The area of a rectangle is calculated by multiplying its length and width. In this case, the area is given as 16 square meters.
So, we can set up the equation:
Length × Width = Area
(x + 6) × x = 16
Expanding the equation:
x^2 + 6x = 16
Rearranging the equation to a quadratic form:
x^2 + 6x - 16 = 0
Now, we can solve this equation by factoring, completing the square, or using the quadratic formula. Let's solve it by factoring:
(x + 8)(x - 2) = 0
Setting each factor equal to zero:
x + 8 = 0 or x - 2 = 0
Solving for x:
x = -8 or x = 2
Since the width cannot be negative, we can disregard x = -8. Thus, the width of the plot is 2 meters.

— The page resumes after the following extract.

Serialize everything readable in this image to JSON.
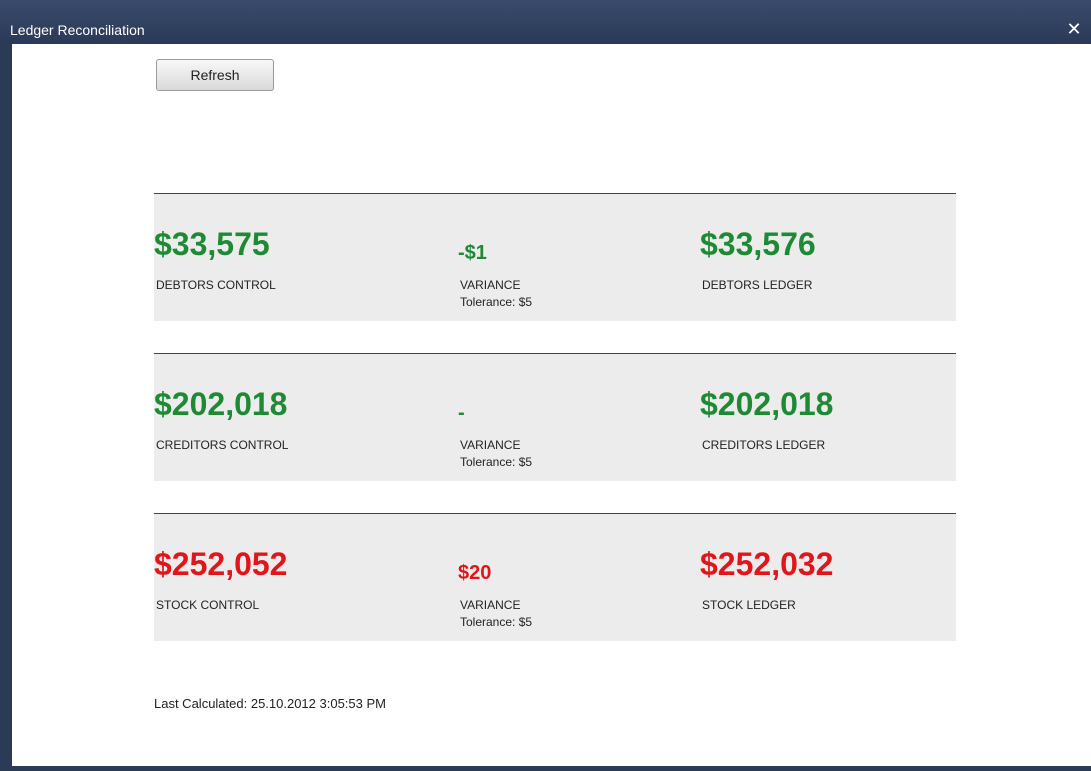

To find the length, we substitute the value of x into the expression (x + 6):
Length = x + 6 = 2 + 6 = 8 meters.
Therefore, the length of the plot is 8 meters, and the width is 2 meters.
Step-by-step explanation:
Certainly! Let's break down the problem step by step:
1. Let's assume the width of Seth's rectangular plot is "x" meters.
2. According to the given information, the length of the plot is 6 meters longer than its width. So, the length would be (x + 6) meters.
3. The area of a rectangle is calculated by multiplying its length and width. In this case, the area is given as 16 square meters. So we can set up the equation: Length × Width = Area, which becomes (x + 6) × x = 16.
4. We now have a quadratic equation: x^2 + 6x = 16.
5. To solve this equation, we rearrange it to the quadratic form: x^2 + 6x - 16 = 0.
6. Next, we need to factor the quadratic equation: (x + 8)(x - 2) = 0.
7. Setting each factor equal to zero, we have x + 8 = 0 or x - 2 = 0.
8. Solving for x, we find x = -8 or x = 2.
9. Since the width cannot be negative, we ignore x = -8.
10. Therefore, the width of the plot is 2 meters.
11. To find the length, we substitute the value of x into the expression (x + 6): Length = x + 6 = 2 + 6 = 8 meters.
12. Hence, the length of the plot is 8 meters, and the width is 2 meters.